Vol. 01 : le Dirigeable des sables, Nestiveqnen éd., 2003, coll. « Axel et Nova », 1 vol. broché, in-12 ème , 137pp. couverture illustrée par Kara. roman d’expression française
1 ère  parution : 2003
Axel et Nova, deux jumeaux télépathes et leur chauve-souris mascotte Black, vont connaître de terribles aventures dans un monde infernal saccagé par l’arrivée d’un météore qui a transformé la Terre, fait s’évaporer l’eau des océans, instauré une chaleur infernale en tous lieux. Le manque d’oxygène a poussé le dernier groupe des humains sous la férule de Jeanlin, le père des jumeaux, organisateur hors-pair, dans des grottes hermétiquement closes où ils survivent avec peine.
Mais l’heure est venue d’en sortir car l’eau et l’oxygène s’épuisent. Le groupe compte sur Axel et Nova pour les sauver. A l’aide d’un dirigeable hâtivement conçu, il leur permettra de partir pour explorer l’extérieur dans le but de découvrir de nouvelles ressources. Nos amis embarquent. Ils ont pour mission de suivre un câble, anciennement sous-marin. Les ennuis commencent de suite, dès la crête rocheuse franchie, au-delà de la ville moderne en ruines où se distinguent encore des cadavres desséchés. Le soleil impitoyable et le manque d’oxygène qui les obligent à enfiler un scaphandre, leur font douter de leur réussite bien qu’étant stimulés télépathiquement par leur père.
Par deux fois ils manquent de mourir. D’abord, lorsque arrêtés pour s’approvisionner en eau près d’un immense navire échoué, ils seront attaqués par les membre survivants de l’équipage, métamorphosés en odieux mutants radioactifs. Des crabes géants, issus du marécage puant, plus vilains encore que les mutants, les en débarrassent en entraînant les monstres au fond d’une eau polluée par le pétrole.
Ensuite, quand leur dirigeable perdra de l’altitude dans une plongée effrayante, les entraînant dans ce qui fut jadis une fosse marine, jusqu’à leur faire frôler le bouillonnement volcanique du rift médio-atlantique :
« - Quelle horreur… parvient à souffler Nova, mettant ses mains devant sa bouche pour ne pas crier.
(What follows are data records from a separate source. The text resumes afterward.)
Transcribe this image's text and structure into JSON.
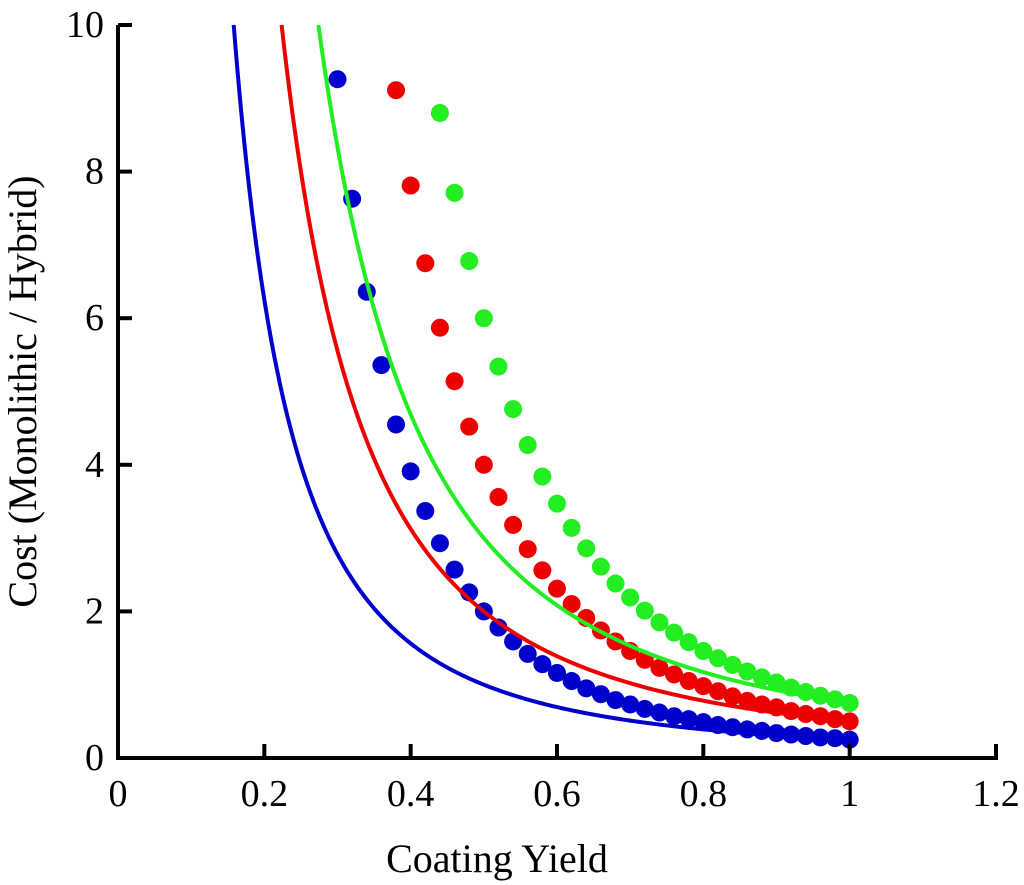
{
  "chart_data": {
    "type": "line",
    "title": "",
    "xlabel": "Coating Yield",
    "ylabel": "Cost (Monolithic / Hybrid)",
    "xlim": [
      0,
      1.2
    ],
    "ylim": [
      0,
      10
    ],
    "xticks": [
      0,
      0.2,
      0.4,
      0.6,
      0.8,
      1,
      1.2
    ],
    "xtick_labels": [
      "0",
      "0.2",
      "0.4",
      "0.6",
      "0.8",
      "1",
      "1.2"
    ],
    "yticks": [
      0,
      2,
      4,
      6,
      8,
      10
    ],
    "ytick_labels": [
      "0",
      "2",
      "4",
      "6",
      "8",
      "10"
    ],
    "grid": false,
    "legend": "none",
    "x": [
      0.3,
      0.32,
      0.34,
      0.36,
      0.38,
      0.4,
      0.42,
      0.44,
      0.46,
      0.48,
      0.5,
      0.52,
      0.54,
      0.56,
      0.58,
      0.6,
      0.62,
      0.64,
      0.66,
      0.68,
      0.7,
      0.72,
      0.74,
      0.76,
      0.78,
      0.8,
      0.82,
      0.84,
      0.86,
      0.88,
      0.9,
      0.92,
      0.94,
      0.96,
      0.98,
      1.0
    ],
    "series": [
      {
        "name": "blue",
        "color": "#0000cc",
        "values": [
          9.26,
          7.63,
          6.36,
          5.36,
          4.55,
          3.91,
          3.37,
          2.93,
          2.57,
          2.26,
          2.0,
          1.78,
          1.59,
          1.42,
          1.28,
          1.16,
          1.05,
          0.95,
          0.87,
          0.79,
          0.73,
          0.67,
          0.62,
          0.57,
          0.53,
          0.49,
          0.45,
          0.42,
          0.39,
          0.37,
          0.34,
          0.32,
          0.3,
          0.28,
          0.27,
          0.25
        ]
      },
      {
        "name": "red",
        "color": "#ee0000",
        "values": [
          null,
          null,
          null,
          null,
          9.11,
          7.81,
          6.75,
          5.87,
          5.14,
          4.52,
          4.0,
          3.56,
          3.18,
          2.85,
          2.56,
          2.31,
          2.1,
          1.91,
          1.74,
          1.59,
          1.46,
          1.34,
          1.23,
          1.14,
          1.05,
          0.98,
          0.91,
          0.84,
          0.78,
          0.73,
          0.69,
          0.64,
          0.6,
          0.57,
          0.53,
          0.5
        ]
      },
      {
        "name": "green",
        "color": "#22ee22",
        "values": [
          null,
          null,
          null,
          null,
          null,
          null,
          null,
          8.8,
          7.71,
          6.78,
          6.0,
          5.34,
          4.76,
          4.27,
          3.84,
          3.47,
          3.14,
          2.86,
          2.61,
          2.38,
          2.19,
          2.01,
          1.85,
          1.71,
          1.58,
          1.46,
          1.36,
          1.27,
          1.18,
          1.1,
          1.03,
          0.96,
          0.9,
          0.85,
          0.8,
          0.75
        ]
      }
    ]
  }
}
Tout en bas, au plus profond de la nuit rocheuse, des fleuves de lave grondent, charriant leurs bombes incendiaires, leurs cordes incandescentes, leurs lueurs de soleil liquide. Des fumerolles corrosives montent, des flammes pâteuses tentent de lécher l’appareil.
-Remonte, remonte ! hurle Nova. »
Sauvés par un courant d’air chaud et puissant, l’appareil remonta, emportant en ses flancs Axel et Nova évanouis.
Au réveil les attend une agréable surprise. Ayant quitté la zone des dangers, ils ont atterri au Vénézuela, dans le delta de l’Orénoque où subsiste encore un micro-climat convenable au développement de la végétation. Et surtout –ô miracle !- où les attend leur maman, une ancienne hôtesse de l’air qu’ils croyaient disparue à jamais.
Recueillie lors de la chute de l’avion par une tribu indienne aux pouvoirs chamaniques, elle a survécu, contente de retrouver les enfants qui sont indubitablement les siens du fait de leurs pouvoirs télépathiques.
Axel et Nova, après avoir mis leur père au courant de leur bonne fortune, se reposent en ce décor enchanteur avant de poursuivre leur périple.
Vol. 02 : les territoires bleus, Nestiveqnen éd., 2003, coll. « Axel et Nova », 1 vol. broché, in-12 ème , 138pp. couverture illustrée par Kara. roman d’expression française
1ère  parution : 2005
Axel, Nova, Black et Armelle, leur maman, doivent, sur l’incitation mentale du chamane qui a passé dans l’esprit de Nova, aller plus loin dans leur quête. Le météorite inconnu, à l’origine du cataclysme, est resté bloqué quelque part dans le pays de la nuit. Car non seulement il est à l’origine du bouleversement écologique mais encore, il a freiné, puis arrêté la rotation de la terre, engouffrant la moitié du globe dans une nuit éternelle. Et c’est vers elle que se dirigent nos amis dans leur engin volant.
Il leur faut avant tout traverser les Andes, barrière rocheuse présumée infranchissable.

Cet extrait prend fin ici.